1. September 4th, 2008 | 11:22 am

Dear Bill,

I read your article “The virtue of being virtual” with great interest. I appreciated, in particular, your reference to Feynman and the associated play on words. However, your beautiful concluding sentences, again reduced to the spirit of the Uncertainty Relation, remained ambivalent, without really addressing the duality in our approaches towards thermal radiation in a more concrete way.

The fireball formed in nuclear collisions is full of photons, real and virtual. Once they leave, however, a clear selection has taken place: they are either essentially real OR virtual, the latter appearing as pairs of oppositely charged point-like leptons (I discard strongly interacting charged particles). In vacuum, the mixture of the two in a given event class is invariant and does not really depend on how close we “place our noses” (alias detectors) to the fireball. “The virtue of being virtual” then transforms into “The virtue of being lepton pairs”, and this is the more precise nomenclature which I am now going to fill with some additional substance. I will abstain from a discussion of hadron-decay background.

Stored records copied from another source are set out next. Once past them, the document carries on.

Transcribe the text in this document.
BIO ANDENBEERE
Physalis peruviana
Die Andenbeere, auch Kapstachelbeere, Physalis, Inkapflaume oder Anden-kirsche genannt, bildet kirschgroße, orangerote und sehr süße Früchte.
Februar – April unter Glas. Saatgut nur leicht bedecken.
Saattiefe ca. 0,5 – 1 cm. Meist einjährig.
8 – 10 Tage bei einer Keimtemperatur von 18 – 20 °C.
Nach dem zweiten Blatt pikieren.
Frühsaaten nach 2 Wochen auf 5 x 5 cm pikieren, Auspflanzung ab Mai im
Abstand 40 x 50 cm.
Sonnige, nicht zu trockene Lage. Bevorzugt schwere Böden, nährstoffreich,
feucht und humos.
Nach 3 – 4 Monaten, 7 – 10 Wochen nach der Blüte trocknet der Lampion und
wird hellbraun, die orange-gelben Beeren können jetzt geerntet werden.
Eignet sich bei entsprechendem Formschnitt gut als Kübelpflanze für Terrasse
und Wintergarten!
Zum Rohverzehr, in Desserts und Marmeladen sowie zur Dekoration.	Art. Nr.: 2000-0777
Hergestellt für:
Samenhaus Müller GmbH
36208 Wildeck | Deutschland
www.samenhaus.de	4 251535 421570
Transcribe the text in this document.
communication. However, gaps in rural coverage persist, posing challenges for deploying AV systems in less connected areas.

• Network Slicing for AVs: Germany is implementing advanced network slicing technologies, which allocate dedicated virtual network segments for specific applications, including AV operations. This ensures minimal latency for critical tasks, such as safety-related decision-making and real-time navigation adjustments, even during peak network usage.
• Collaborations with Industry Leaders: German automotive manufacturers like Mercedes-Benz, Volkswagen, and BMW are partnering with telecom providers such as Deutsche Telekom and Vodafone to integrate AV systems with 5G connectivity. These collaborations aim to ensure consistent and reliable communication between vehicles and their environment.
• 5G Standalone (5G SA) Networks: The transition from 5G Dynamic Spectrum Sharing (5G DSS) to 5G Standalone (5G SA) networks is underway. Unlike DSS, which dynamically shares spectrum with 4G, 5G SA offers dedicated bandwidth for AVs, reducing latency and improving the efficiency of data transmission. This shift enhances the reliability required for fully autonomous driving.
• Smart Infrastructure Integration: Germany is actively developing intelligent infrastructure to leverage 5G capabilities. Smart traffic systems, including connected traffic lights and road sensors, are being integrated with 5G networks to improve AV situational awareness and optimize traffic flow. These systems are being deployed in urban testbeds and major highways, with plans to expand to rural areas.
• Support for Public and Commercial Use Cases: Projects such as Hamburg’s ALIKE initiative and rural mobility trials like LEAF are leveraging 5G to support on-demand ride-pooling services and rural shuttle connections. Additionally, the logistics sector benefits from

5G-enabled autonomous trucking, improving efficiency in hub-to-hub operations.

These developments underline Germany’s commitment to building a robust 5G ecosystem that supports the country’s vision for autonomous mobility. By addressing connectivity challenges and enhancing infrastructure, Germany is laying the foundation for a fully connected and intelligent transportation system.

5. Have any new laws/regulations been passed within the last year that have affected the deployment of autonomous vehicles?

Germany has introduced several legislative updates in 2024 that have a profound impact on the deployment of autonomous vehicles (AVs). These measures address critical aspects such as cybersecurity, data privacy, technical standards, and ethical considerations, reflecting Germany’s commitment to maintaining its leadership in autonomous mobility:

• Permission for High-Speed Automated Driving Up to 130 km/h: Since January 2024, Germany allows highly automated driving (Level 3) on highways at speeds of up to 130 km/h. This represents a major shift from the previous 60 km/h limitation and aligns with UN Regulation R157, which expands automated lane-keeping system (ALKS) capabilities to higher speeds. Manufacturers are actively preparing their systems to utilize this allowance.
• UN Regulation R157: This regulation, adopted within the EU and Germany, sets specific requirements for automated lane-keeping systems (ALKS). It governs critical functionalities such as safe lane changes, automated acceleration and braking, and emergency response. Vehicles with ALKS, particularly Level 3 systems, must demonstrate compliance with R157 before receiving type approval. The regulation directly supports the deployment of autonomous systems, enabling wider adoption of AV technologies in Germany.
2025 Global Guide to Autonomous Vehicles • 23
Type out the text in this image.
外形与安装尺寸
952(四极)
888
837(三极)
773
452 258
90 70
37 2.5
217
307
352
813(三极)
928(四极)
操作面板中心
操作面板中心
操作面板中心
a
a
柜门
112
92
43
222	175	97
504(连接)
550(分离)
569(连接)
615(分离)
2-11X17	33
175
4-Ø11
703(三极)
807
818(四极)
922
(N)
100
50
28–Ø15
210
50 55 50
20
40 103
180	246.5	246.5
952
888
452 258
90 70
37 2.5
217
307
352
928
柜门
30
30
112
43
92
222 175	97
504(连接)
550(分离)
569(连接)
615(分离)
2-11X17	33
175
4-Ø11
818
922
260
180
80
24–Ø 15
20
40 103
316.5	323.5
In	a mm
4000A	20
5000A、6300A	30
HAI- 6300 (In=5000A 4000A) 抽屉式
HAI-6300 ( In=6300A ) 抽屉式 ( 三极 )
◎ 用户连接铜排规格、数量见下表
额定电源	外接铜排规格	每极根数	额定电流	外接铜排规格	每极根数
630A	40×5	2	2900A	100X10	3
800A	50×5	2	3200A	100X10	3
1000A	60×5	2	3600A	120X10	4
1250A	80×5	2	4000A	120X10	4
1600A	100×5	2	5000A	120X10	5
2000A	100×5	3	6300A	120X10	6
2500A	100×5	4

The relative virtues of dileptons and real photons fall into two categories – dynamics and kinematics. Both tend to make the physics of dileptons more rigorous and more rich than that of real photons.

• Dynamics

The lowest-order rates for the production of lepton pairs are ∝αem2. Prime examples: Drell-Yan early on; qqbar-annihilation in the plasma; pipi annihilation in the hadron phase. Vector mesons are filtered out via their 1– – quantum numbers. The cleanness of the examples is equivalent to the cleanness of the respective time reversed reactions, using electron-positron collisions. Of course, there are higher-order processes.

The lowest-order QCD rates for direct photons are ∝ αem x αs. Prime examples: QCD Compton early on; related graphs in the plasma. It goes without saying that the sole existence of αs induces major uncertainties. Photon rates in the hadron phase are hardly less uncertain.

• Kinematics

Dileptons are characterized by two independent variables, M and pT. M can be rich in resonance structure, pT never. Prime examples: J/ψ early on; rho in the hadron phase, the best probe of chiral symmetry restoration. Just as important: correlations between M and pT for continuum pairs, on a statistical basis. Prime examples: mass-dependent radial flow (or its absence), a handle on the emission region of lepton pairs including the issue of partons vs. hadrons; mT-scaling for thermal radiation in contrast to strict factorization between M and pT in Drell-Yan (applicable for M > 1 GeV).

Real photons are characterized by just one variable, pT. Evidence for thermal radiation can solely be based on theoretical “cocktails” of various contributions, including hard pQCD processes. There is no characteristic flag for any source except for its shape in pT space.

Internal conversion of photons into lepton pairs is a hybrid in this environment. Dynamically, as directly reflected by the wording, it belongs into the (direct) real photon category, but with a lowest-order QCD rate now ∝ αem2 x αs. However, the “cocktail” of other direct photon sources has here to be supplemented by the dilepton sector where internal conversion is far from being the only direct source, irrespective of the mass window. Kinematically, conversion pairs share the property of two variables, M and pT, with all other dileptons, and could therefore supply more insight than the mother real photons alone, even if the masses due to pT(Photon) > M are small.

I hope that these remarks may help to embed internal photon conversion, the method propagated in your article, into a wider perspective.

Best regards,
Hans